The Gnädiges Fräulein, ADC Theatre, 30th January- 2nd February, 23:00
Reviewer Annabel Banks
Tennessee Williams wrote a play whilst on drugs? That sounded like something worth watching. How would his usual recipe of tragic heroines and stifled desperation be altered by the addition of some mind-bending substances? The answer is more complicated than you might first think when you hear of Polly and Molly smoking a joint on stage and attempting to engage a pelican (or ‘Cocaloony bird’) in conversation.
So what’s going on? Well, there is humour here – a lot. Director Ollie Evans, (skilfully twirling a baton labelled ‘Theatre of the Absurd’) is comfortable with pausing action in order to give the audience a big laugh, and also constructs moments when conventional barriers between theatre and theatre-goers are ripped (or kicked) down with a knowing wink. The two leads are obviously delighted by their grotesquery, and were therefore delightful to watch as they revelled in it: pulling faces, screeching, losing their skirts after a quick tumble – and all the while asserting their status as ‘ladies of the South’. They kept up their energy, (and their accents,) admirably though they hardly left the stage.
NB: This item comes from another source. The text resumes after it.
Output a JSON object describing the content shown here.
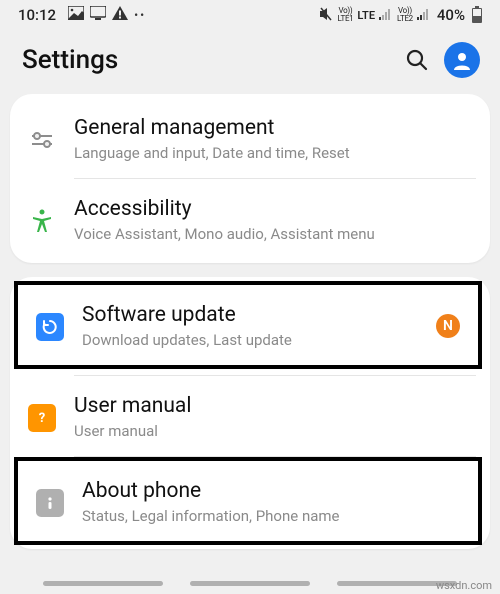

But there is also pain in this play. Dark moments of mutilation and exploitation are scattered amongst the laughter like drops of blood on a porch. ‘Sorrow makes for sincerity,’ said Williams through the mouth of Blanche Dubois. Though this production throws the comedy hard at the audience, it also balances the sincere tragedy of the Fräulein, through a strong performance by Natalie Kesterton. With limited dialogue, the Fräulein is a character more talked-about than talking, but the horror of her trapped helplessness underlies the whole piece, and her wounding is conveyed emotionally through cries that are hard to hear after so much laughter.
Pacing became a slight problem towards the end, as I began to feel shouted at rather than performed for, but that may have been a script rather than a production flaw. The addition to the cast of an on-stage Oompa band punctuated the action nicely, and their permanence on stage was not distracting- in fact they added to the overall feel of the set.
Go to the ADC, have a few beers and watch this play. Remember that the inability to change their role is what makes tragic characters so affecting. But if, after all the laughter, you want to storm the stage and rescue then Fräulein, text me. I’ll meet you by the stairs.